Чарльз покинул университет в таком гневе, что еще два квартала несся, не разбирая дороги. Голова пульсировала от боли и чужих мыслей, которые ввинчивались прямо в мозг, подобно сотне стоматологических бормашин, пытаясь взломать искусственный барьер, созданный сывороткой. Кажется, кровь готова была вот-вот хлынуть из ушей фонтаном — так сдавливало голову снаружи и так бурлило все внутри. Он чуть не выскочил на красный свет и пришел в себя, только будучи задетым боковым зеркалом автомобиля.
— Жить надоело, идиот?! Вали с проезжей части! — чернокожий водитель махнул на него рукой и уехал прочь, оставляя в воздухе облако вонючего бензина.
Чарльз привалился к стене ближайшего дома и просто уставился на проходящую мимо толпу. Люди косились на него, одна девушка спросила все ли в порядке, и он вынужден был пойти куда-нибудь, чтобы не привлекать лишнего внимания.
Район оказался не знакомым. Раньше он никогда не ходил этой дорогой через бедный квартал. Народу на улицах было не так уж и много в отличие от центра: старики, спешащие по делам, торговцы, зазывающие в уличные лавки, и чумазые детишки, гоняющие мяч на заброшенной стройплощадке.

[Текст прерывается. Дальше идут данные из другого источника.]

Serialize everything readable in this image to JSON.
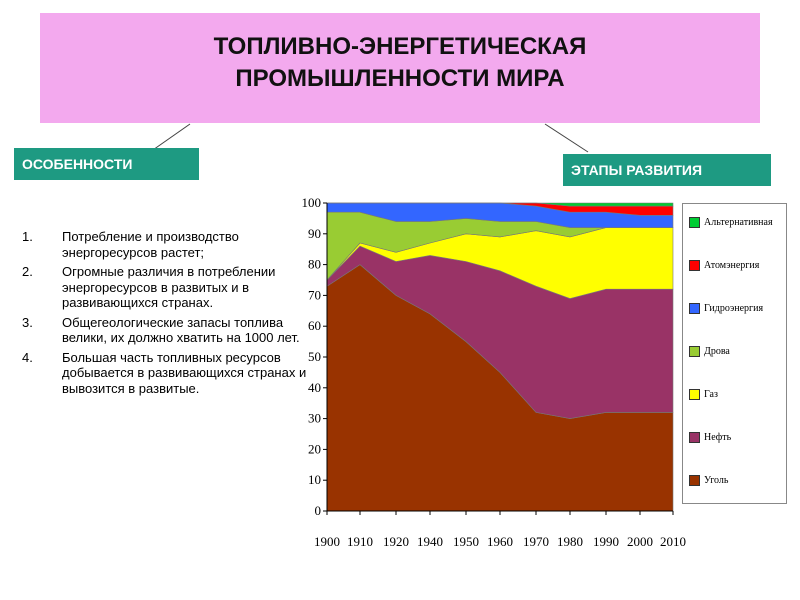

От мигрени все вокруг казалось кирпично-красным, не только стены домов, но и сами люди, асфальт, рекламные вывески. Он скользил невидящим взглядом по названиям, пока не наткнулся на вывеску парикмахерского салона. В голову пришла безумная идея побриться налысо. Чарльз всегда носил достаточно волос на голове и не спешил с ними расставаться, но сейчас казалось, что они только помогали болезненному обручу сжиматься.
Бумажник был с собой, и в нем достаточно денег, чтобы оплатить процедуру в дешевом салоне. Чарльз поднялся по разбитой плиточной лестнице и вошел внутрь под звон металлического колокольчика. Помещение оказалось маленьким и тесным. В нем было лишь одно кресло перед большим зеркалом, одна раковина для мытья головы и один парикмахер, вышедший откуда-то из подсобки на звук открываемой двери. Мужчина был высок и довольно худ, его лицо выглядело слишком грубым для типичного американца, а акцент и вовсе выдал немецкие корни. Чарльзу, в общем-то, было все равно. Он сюда стричься пришел, и плевать, кто будет это делать.
— Здравствуйте, чем могу помочь? — парикмахер явно напрягся при виде нового клиента: Чарльз был одет слишком дорого для этого места и не похож на того, кто ходит по дешевым салонам.
Ксавье выдавил из себя улыбку и вопрос:
— У вас налысо можно побриться?
Бровь немца удивленно приподнялась, а взгляд стал еще более подозрительным. Он внимательно осмотрел вошедшего, особенно задержавшись на волосах.
— Можно, конечно, но не вам.
Ответ сбил Чарльза с толку, но он нашел силы возмутиться, даже забыв про боль на секунду.
— Это еще почему? У вас тут не любят американцев?